Le lendemain les femmes du félibrige entourèrent le corps de plantes des Alpilles et de bouquets du jardin. L'une d'elles m'a raconté leur émotion, quand vers midi la porte s'ouvrit brusquement et que Charloun, le paysan, celui dont Mistral aimait tant les chansons, apparut. Il arracha son chapeau, et serrant toujours dans sa main son bâton noueux, se jeta sur le lit ; il étreignait le corps et collait ses lèvres sur le front inspiré pendant que le Père Honnorat, traçant avec un rameau bénit le signe de la croix, consacrait dans cette sainte embrassade l'union indissoluble du Paysan de la Terre d'Oc et de son Poète.

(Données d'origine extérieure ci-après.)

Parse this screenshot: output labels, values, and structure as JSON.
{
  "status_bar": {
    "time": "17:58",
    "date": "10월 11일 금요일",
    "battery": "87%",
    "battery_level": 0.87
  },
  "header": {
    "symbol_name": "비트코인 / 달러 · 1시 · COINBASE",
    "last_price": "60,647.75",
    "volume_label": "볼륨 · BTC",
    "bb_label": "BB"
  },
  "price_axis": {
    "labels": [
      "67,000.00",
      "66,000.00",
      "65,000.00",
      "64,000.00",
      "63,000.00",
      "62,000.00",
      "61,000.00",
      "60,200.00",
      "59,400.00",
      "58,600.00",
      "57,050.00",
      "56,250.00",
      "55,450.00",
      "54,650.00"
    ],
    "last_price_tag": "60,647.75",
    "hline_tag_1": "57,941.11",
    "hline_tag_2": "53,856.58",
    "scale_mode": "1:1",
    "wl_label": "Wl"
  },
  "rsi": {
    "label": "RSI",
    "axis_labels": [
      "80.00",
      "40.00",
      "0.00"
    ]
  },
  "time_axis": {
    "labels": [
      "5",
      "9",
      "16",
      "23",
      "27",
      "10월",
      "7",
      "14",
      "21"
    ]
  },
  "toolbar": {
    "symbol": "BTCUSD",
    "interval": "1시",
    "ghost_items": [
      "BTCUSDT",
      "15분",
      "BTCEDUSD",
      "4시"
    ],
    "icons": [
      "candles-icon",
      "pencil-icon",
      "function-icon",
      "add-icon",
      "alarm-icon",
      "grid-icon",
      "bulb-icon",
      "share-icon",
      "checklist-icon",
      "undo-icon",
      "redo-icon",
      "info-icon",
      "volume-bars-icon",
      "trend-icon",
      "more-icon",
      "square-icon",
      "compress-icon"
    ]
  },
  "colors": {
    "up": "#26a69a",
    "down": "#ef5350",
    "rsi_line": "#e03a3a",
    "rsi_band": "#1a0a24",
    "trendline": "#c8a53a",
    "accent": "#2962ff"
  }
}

Voilà une lettre bien longue, madame, et que de choses encore j'aurais à vous dire sur votre Mirabeau, ses dieux, ses héros, ses gens, ses oiseaux, ses arbres et ses fleurs ! Ces feuillets trop nombreux sont en même temps trop incomplets. C'est la faute d'un endroit qui déborde de beauté. J'achève ces lignes, de nuit, dans la chambre et sur la table où, selon votre coutume, vous travailliez jusqu'à l'aube. Je ne sais, mais je m'imagine que l'instant ou vous avez ici terminé Totote était tout pareil à cette minute où je prends congé de vous, dans la splendeur argentée d'une nuit de printemps à Mirabeau. Je viens de faire quelques pas sur la terrasse où les arbres cherchent à maintenir des ténèbres que la lune contrarie de sa lueur bleue. L'éternelle chouette hulule dans les tours. Pas un être ne bouge dans le petit village qui dort au-dessous de nous, diamanté des lumières électriques que son insouciance de pauvre ne daigne éteindre ni de nuit, ni de jour.

Maurice Barrès, in Le mystère en pleine lumière, Librairie Plon, Paris, 1926, pp. 117 sq.



Notes

(1) Non seulement le comte de Mirabeau appelait "petit coco" le sculpteur Lucas de Montigny, mais encore il séduisit son épouse et en eut un fils, qui lui resta fidèle jusqu'à la fin.
(2) Oncle de Mirabeau.
(3) Gabriel-Honoré Riquetti, comte de Mirabeau (1749 - 2 avr. 1791) était le fils aîné du marquis Victor Riquetti de Mirabeau, économiste issu d'une famille florentine (les Riquet ou Riquetti) établie en Provence dès le XVIè s. D'une laideur repoussante, mais d'une intelligence extraordinairement vive, il fut le plus grand orateur de l'Assemblée constituante. Parmi des aventures sentimentales sans nombre (on ne plaisantait pas trop sur le sujet, à l'époque : notre Mirabeau fut même condamné à la peine capitale !), on retiendra qu'il épousa à Aix, le 23 juin 1772, Émilie de Covet, fille du marquis de Marignane. C'est pour elle qu'il fit construire la route à laquelle il est fait allusion, avant de courir vers d'autres aventures... durant lesquelles son épouse sut se faire consoler par Louis-François de Gallifet, prince de Martigues.
(4) Avocat et député boulangiste, Jean-Henri Georges Laguerre (né en 1858) fit partie du cercle restreint des conseillers de Clémenceau.
(5) Vers extraits d'une pièce (l'Aveugle, n° XXVI) des Bucoliques, d'André Chénier (Cf. Édition de la Pléiade, p. 46).